David Moreno

Personal information
- Full name: David José Moreno Ramos
- Date of birth: 13 April 2000 (age 25)
- Place of birth: Puerto Ordaz, Venezuela
- Position: Midfielder

Team information
- Current team: Mineros de Guayana
- Number: 21

Youth career
- Mineros de Guayana

Senior career*
- Years: Team / Apps / (Gls)
- 2016–2017: Mineros de Guayana / 0 / (0)
- 2017–2018: Chicó de Guayana
- 2019: Boyacá Chicó / 2 / (0)
- 2020: LALA / 5 / (0)
- 2021–2024: Angostura FC
- 2025–: Mineros de Guayana / 18 / (0)

= David Moreno (footballer) =

Venezuelan footballer (born 2000)

David José Moreno Ramos (born 13 April 2000) is a Venezuelan footballer who plays as a midfielder for Mineros de Guayana.

==Career==
===Club career===
Moreno was born in Puerto Ordaz of the Ciudad Guayana in Venezuela.
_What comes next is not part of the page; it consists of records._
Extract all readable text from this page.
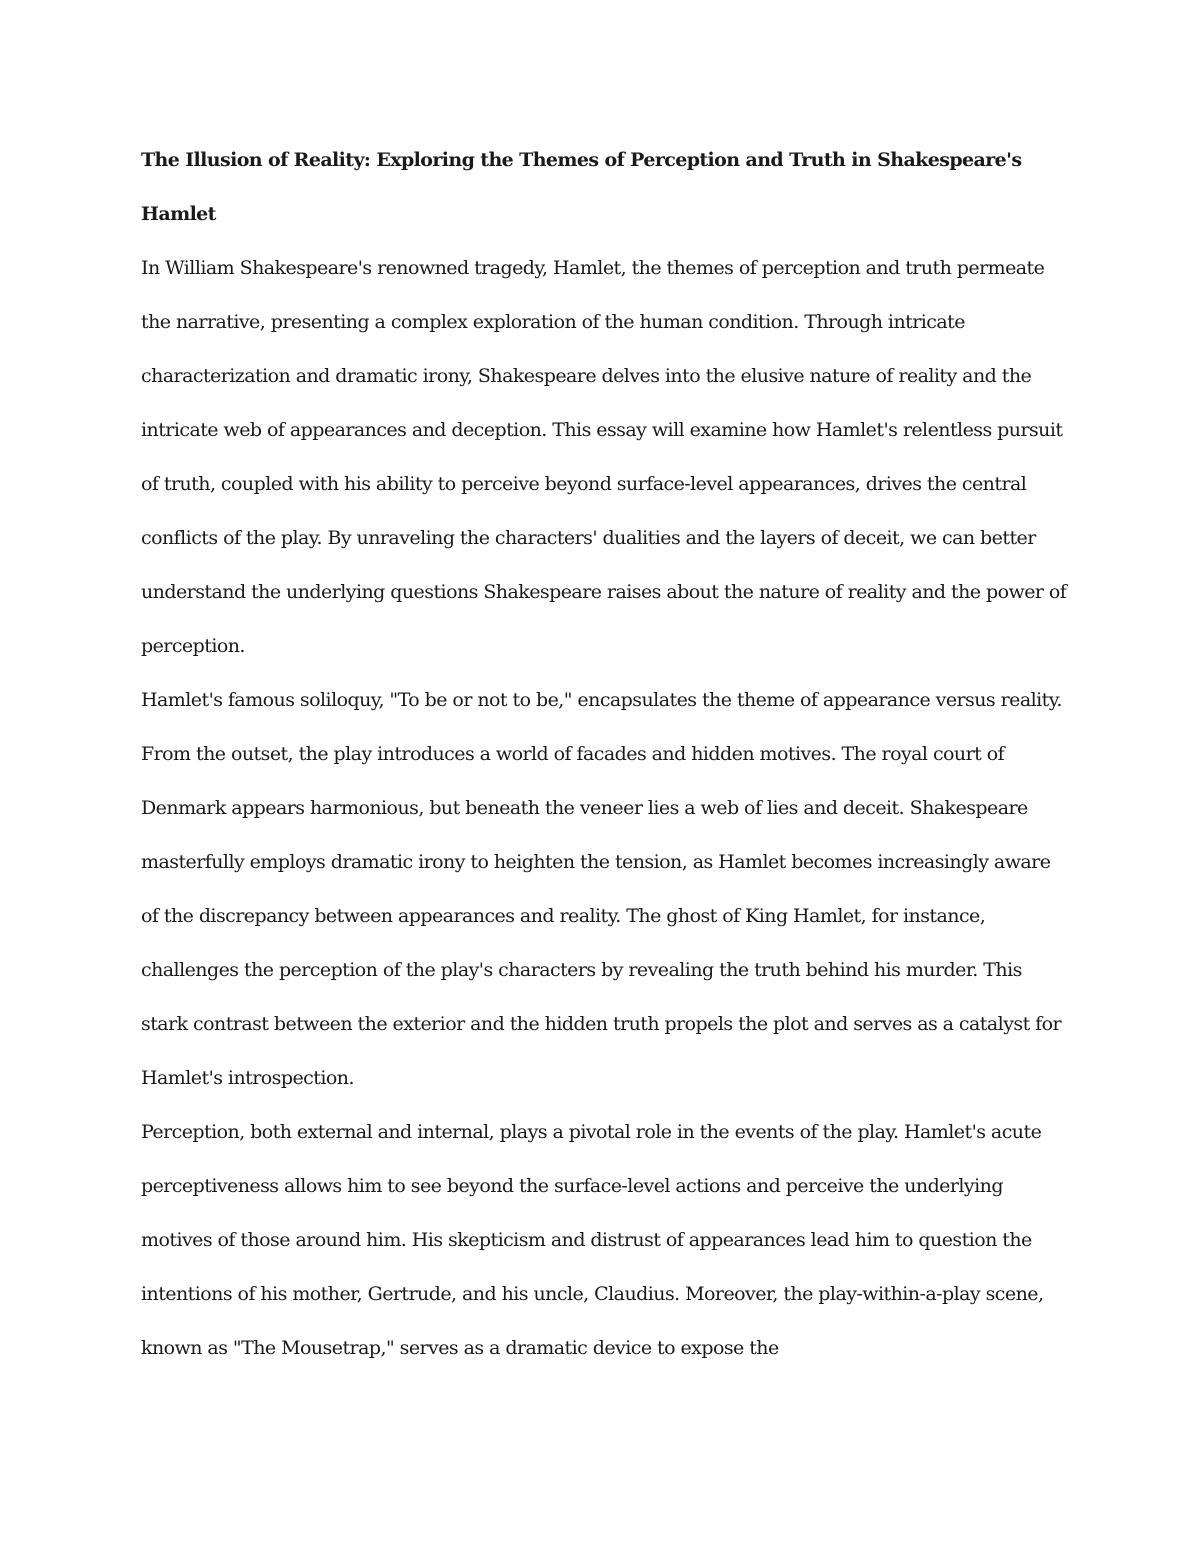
The Illusion of Reality: Exploring the Themes of Perception and Truth in Shakespeare's Hamlet

In William Shakespeare's renowned tragedy, Hamlet, the themes of perception and truth permeate the narrative, presenting a complex exploration of the human condition. Through intricate characterization and dramatic irony, Shakespeare delves into the elusive nature of reality and the intricate web of appearances and deception. This essay will examine how Hamlet's relentless pursuit of truth, coupled with his ability to perceive beyond surface-level appearances, drives the central conflicts of the play. By unraveling the characters' dualities and the layers of deceit, we can better understand the underlying questions Shakespeare raises about the nature of reality and the power of perception.

Hamlet's famous soliloquy, "To be or not to be," encapsulates the theme of appearance versus reality. From the outset, the play introduces a world of facades and hidden motives. The royal court of Denmark appears harmonious, but beneath the veneer lies a web of lies and deceit. Shakespeare masterfully employs dramatic irony to heighten the tension, as Hamlet becomes increasingly aware of the discrepancy between appearances and reality. The ghost of King Hamlet, for instance, challenges the perception of the play's characters by revealing the truth behind his murder. This stark contrast between the exterior and the hidden truth propels the plot and serves as a catalyst for Hamlet's introspection.

Perception, both external and internal, plays a pivotal role in the events of the play. Hamlet's acute perceptiveness allows him to see beyond the surface-level actions and perceive the underlying motives of those around him. His skepticism and distrust of appearances lead him to question the intentions of his mother, Gertrude, and his uncle, Claudius. Moreover, the play-within-a-play scene, known as "The Mousetrap," serves as a dramatic device to expose the
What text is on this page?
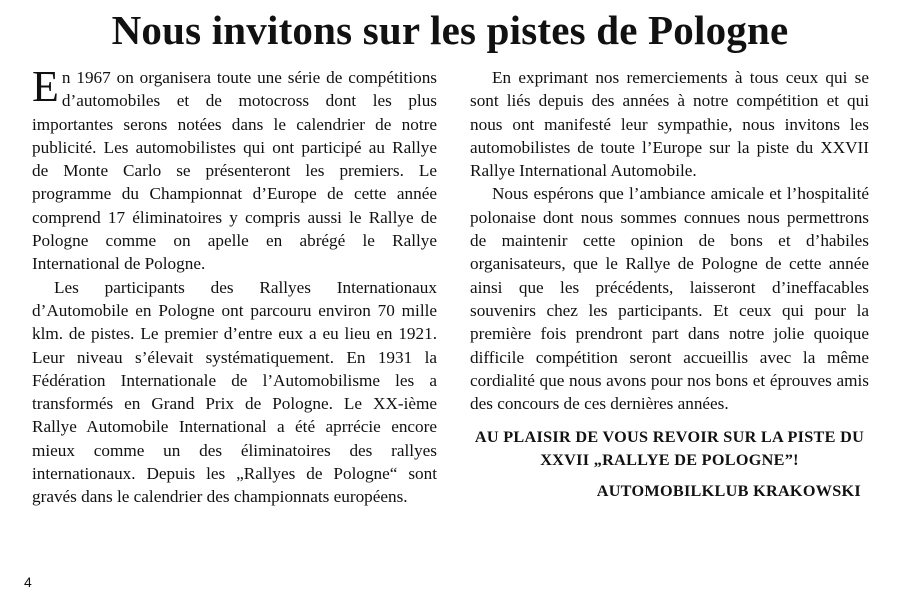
Nous invitons sur les pistes de Pologne

En 1967 on organisera toute une série de compétitions d’automobiles et de motocross dont les plus importantes serons notées dans le calendrier de notre publicité. Les automobilistes qui ont participé au Rallye de Monte Carlo se présenteront les premiers. Le programme du Championnat d’Europe de cette année comprend 17 éliminatoires y compris aussi le Rallye de Pologne comme on apelle en abrégé le Rallye International de Pologne.

Les participants des Rallyes Internationaux d’Automobile en Pologne ont parcouru environ 70 mille klm. de pistes. Le premier d’entre eux a eu lieu en 1921. Leur niveau s’élevait systématiquement. En 1931 la Fédération Internationale de l’Automobilisme les a transformés en Grand Prix de Pologne. Le XX-ième Rallye Automobile International a été aprrécie encore mieux comme un des éliminatoires des rallyes internationaux. Depuis les „Rallyes de Pologne“ sont gravés dans le calendrier des championnats européens.

En exprimant nos remerciements à tous ceux qui se sont liés depuis des années à notre compétition et qui nous ont manifesté leur sympathie, nous invitons les automobilistes de toute l’Europe sur la piste du XXVII Rallye International Automobile.

Nous espérons que l’ambiance amicale et l’hospitalité polonaise dont nous sommes connues nous permettrons de maintenir cette opinion de bons et d’habiles organisateurs, que le Rallye de Pologne de cette année ainsi que les précédents, laisseront d’ineffacables souvenirs chez les participants. Et ceux qui pour la première fois prendront part dans notre jolie quoique difficile compétition seront accueillis avec la même cordialité que nous avons pour nos bons et éprouves amis des concours de ces dernières années.

AU PLAISIR DE VOUS REVOIR SUR LA PISTE DU XXVII „RALLYE DE POLOGNE”!
AUTOMOBILKLUB KRAKOWSKI
4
He started his career with Mineros de Guayana, where he played on youth level and never got his first team debut. However, he was on the bench for two Copa Venezuela games in August 2016.

After two years with Chicó de Guayana, Moreno moved to Colombian Categoría Primera B club Boyacá Chicó. Moreno made a total of three appearances, two in the league and one in the cup. He returned to Venezuela for the 2020 season, signing with Venezuelan Primera División side LALA FC.

In April 2021, he signed with Angostura FC. He left the club at the end of 2024.

In March 2025 it was confirmed, that Morano had returned to Mineros de Guayana.